Plato meyakini tentang kekekalan jiwa dengan bukti tentang adanya gerak dan kehidupan yang menjadi dasar dari tabiat dan jiwa seseorang. Gerak dan kehidupan merupakan substansi yang khusus bagi jiwa dan di saat gerak dan jiwa ini berada dalam jasad maka bermakna: bahwa jasad itu hidup dan pada saat itu jiwa menjadi sumber gerak jasad manusia. Sesungguhnya gerak dari jasad itu bukanlah gerak yang asli, karena fungsi jasad hanya sebagai signal dari gerak jiwa. Sebaliknya jika jiwa itu menginggalkan jasad maka berarti kerusakan jasad terjadi dan sekaligus merupakan perpisahan dengan jasad, dan jiwa menjadi kembali ke alam ide.
Aristoteles
Aristoteles memberikan definisi jiwa sebagai berikut: jiwa merupakan kesempurnaan awal terhadap jasmani alami menuju suatu kehidupan yang memiliki kekuatan. Definisi didasarkan atas teorinya tentang alam, dimana Aristoteles membedakan antara materi sesuatu dengan bentuknya, serta berdasarkan persepsinya tentang alam dan geraknya. Aristoteles menyebutkan bahwa kata psyche yang sering diterjemahkan dengan jiwa pada dasarnya memiliki makna yang sangat luas. Tumbuh-tumbuhan memiliki jiwa, hewan demikian juga sebab benda-benda tersebut merupakan benda hidup. Tumbuh-tumbuhan tidak memiliki kekuatan kecuali kekuatan untuk makan dan keturunan. Binatang disamping memiliki kekuatan di atas juga memiliki kekuatan pengenalan, syahwat dan gerak. Sedangkan manusia disamping memiliki kekuatan di atas juga memiliki kekuatan untuk berpikir.
Manusia yang telah mati tidak memiliki jiwa, bukan merupakan manusia dalam arti yang sempurna, maka dari itu yang dinamakan manusia adalah yang memiliki jiwa sebagai makhluk hidup. Adapun hubungan antara jasmani dengan jiwa merupakan hubungan antara benda dengan bentuk, atau hubungan antara prime matter dengan form. Jiwa adalah bentuk dari badan, sebagaimana penglihatan bentuk dari mata. Apabila penglihatan putus dari mata, maka mata tidak disebut dengan mata yang berfungsi untuk melihat, kecuali hanya sebuah nama saja. Atau bukan mata yang hakiki seperti mata pada sebuah patung.

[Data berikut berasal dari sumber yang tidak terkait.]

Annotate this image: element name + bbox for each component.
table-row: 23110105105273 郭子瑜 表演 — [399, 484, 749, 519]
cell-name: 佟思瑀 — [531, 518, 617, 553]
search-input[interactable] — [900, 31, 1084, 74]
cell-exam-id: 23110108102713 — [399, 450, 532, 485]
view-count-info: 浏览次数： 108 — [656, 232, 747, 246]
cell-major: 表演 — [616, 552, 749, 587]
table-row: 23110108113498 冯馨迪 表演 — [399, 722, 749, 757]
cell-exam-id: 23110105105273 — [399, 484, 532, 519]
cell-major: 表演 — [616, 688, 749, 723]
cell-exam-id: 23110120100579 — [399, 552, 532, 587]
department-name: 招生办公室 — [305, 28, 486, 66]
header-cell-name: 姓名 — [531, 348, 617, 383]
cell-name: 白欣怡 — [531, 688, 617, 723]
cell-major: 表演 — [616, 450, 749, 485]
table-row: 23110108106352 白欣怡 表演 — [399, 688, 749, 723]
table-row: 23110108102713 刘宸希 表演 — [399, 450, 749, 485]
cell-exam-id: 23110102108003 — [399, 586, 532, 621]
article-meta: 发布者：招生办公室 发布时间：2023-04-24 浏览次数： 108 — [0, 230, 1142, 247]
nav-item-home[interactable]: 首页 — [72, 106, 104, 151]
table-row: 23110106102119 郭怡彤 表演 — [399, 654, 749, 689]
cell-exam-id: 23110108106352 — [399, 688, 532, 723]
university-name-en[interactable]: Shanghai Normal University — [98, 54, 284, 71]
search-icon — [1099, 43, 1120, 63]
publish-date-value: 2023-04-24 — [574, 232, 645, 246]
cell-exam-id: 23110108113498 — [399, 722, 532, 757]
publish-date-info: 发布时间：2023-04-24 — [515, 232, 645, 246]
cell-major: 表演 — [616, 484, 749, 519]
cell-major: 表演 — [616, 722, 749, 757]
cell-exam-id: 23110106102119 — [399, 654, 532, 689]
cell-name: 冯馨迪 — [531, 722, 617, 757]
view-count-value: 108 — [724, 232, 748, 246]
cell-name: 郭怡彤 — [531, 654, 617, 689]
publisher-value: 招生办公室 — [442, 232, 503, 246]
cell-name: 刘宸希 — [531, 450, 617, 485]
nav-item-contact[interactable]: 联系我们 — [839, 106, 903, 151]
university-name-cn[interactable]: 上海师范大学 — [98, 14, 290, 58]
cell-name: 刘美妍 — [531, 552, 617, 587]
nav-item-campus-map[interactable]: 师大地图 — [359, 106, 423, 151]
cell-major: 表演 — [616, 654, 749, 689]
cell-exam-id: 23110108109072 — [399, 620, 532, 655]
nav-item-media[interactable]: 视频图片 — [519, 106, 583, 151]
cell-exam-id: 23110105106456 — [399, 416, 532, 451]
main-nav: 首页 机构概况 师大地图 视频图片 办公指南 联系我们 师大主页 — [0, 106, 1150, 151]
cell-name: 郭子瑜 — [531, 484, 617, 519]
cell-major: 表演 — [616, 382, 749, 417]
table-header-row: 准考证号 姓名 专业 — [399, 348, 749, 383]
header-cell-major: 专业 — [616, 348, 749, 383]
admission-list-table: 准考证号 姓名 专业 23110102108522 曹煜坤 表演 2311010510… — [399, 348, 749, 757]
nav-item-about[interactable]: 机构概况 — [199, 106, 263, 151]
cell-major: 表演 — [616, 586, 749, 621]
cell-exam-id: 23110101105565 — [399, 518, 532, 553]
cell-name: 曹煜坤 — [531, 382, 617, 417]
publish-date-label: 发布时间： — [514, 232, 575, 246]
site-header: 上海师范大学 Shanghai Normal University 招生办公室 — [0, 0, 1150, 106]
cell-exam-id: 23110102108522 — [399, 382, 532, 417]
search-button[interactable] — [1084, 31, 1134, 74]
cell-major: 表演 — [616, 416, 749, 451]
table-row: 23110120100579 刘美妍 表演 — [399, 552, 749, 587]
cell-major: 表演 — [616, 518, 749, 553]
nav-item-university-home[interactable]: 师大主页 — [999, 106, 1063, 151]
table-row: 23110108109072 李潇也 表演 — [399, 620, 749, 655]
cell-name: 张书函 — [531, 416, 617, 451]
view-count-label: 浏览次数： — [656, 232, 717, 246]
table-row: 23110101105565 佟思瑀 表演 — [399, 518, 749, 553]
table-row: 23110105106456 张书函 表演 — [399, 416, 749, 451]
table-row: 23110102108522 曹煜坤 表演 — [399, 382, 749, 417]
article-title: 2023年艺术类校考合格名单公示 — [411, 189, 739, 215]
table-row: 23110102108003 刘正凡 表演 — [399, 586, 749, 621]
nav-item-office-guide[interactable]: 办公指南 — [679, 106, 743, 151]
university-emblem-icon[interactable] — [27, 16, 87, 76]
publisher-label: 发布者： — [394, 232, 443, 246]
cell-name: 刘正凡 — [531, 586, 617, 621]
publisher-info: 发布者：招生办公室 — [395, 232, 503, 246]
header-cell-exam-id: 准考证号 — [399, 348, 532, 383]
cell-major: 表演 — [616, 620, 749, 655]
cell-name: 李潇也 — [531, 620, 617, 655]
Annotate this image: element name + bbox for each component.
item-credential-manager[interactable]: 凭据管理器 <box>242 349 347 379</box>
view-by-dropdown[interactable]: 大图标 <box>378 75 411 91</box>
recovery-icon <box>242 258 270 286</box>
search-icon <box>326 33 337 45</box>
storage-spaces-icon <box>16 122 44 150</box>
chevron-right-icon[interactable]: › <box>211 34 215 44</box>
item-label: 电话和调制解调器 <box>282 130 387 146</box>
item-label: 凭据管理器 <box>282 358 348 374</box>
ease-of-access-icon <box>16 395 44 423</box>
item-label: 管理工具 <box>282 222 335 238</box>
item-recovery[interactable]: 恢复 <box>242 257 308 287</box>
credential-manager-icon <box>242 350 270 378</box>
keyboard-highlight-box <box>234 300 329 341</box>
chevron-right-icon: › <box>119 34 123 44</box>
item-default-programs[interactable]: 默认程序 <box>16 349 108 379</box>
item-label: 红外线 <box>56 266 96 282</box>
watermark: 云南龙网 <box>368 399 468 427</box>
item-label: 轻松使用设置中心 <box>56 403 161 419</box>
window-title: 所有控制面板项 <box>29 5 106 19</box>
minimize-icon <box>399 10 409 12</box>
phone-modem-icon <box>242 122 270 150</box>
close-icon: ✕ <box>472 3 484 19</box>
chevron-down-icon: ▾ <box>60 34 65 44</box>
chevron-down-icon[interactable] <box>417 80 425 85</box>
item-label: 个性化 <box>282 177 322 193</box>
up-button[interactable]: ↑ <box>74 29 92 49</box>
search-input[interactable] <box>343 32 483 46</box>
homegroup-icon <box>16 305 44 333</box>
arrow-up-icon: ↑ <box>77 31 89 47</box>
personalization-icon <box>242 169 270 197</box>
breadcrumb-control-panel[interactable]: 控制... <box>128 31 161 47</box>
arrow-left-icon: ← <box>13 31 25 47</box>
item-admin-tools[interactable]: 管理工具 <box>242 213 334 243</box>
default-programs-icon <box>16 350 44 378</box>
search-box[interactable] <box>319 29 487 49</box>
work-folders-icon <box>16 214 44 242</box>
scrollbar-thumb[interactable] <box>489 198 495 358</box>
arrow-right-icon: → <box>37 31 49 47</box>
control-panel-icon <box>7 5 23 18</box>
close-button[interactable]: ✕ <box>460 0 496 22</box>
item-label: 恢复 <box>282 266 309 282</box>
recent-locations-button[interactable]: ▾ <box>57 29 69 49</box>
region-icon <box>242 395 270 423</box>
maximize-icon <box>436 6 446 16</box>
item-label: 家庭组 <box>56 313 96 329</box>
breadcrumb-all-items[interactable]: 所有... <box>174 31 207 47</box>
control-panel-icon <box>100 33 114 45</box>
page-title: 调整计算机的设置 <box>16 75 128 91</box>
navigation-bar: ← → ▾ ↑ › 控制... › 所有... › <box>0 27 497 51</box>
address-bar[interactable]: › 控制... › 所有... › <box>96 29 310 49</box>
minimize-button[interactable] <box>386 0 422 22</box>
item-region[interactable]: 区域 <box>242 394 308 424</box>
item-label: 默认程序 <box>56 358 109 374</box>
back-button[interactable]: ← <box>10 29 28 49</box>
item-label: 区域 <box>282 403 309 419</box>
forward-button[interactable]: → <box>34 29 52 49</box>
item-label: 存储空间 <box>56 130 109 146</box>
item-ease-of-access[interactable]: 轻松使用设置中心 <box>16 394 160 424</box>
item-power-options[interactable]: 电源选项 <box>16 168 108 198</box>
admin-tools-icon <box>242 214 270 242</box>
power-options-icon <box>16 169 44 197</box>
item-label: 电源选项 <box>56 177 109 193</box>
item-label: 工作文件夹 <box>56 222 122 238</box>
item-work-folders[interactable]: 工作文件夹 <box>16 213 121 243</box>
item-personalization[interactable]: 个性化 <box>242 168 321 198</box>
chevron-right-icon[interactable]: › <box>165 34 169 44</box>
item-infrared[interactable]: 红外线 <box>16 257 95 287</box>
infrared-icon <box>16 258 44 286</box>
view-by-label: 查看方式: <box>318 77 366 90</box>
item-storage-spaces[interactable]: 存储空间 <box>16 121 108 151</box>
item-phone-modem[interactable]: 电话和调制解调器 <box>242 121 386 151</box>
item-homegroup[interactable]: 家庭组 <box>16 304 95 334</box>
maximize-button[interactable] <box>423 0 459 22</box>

Jiwa sebagai kekuatan hidup tidak mungkin terdapat di dalam badan apapun dan tidak terdapat di dalam setiap badan. Karena sebuah form atau bentuk menghendaki adanya sebuah benda yang sesuai dengan form tersebut. Badan tidak akan mampu untuk mendapatkan kehidupan, kecuali badan yang memiliki anggota yang cocok. Dan badan seperti ini harus memiliki kekuatan, baik itu yang terdapat pada hewan ataupun tumbuhan hidup. Sedangkan jiwa terkait dengan perbuatan badan.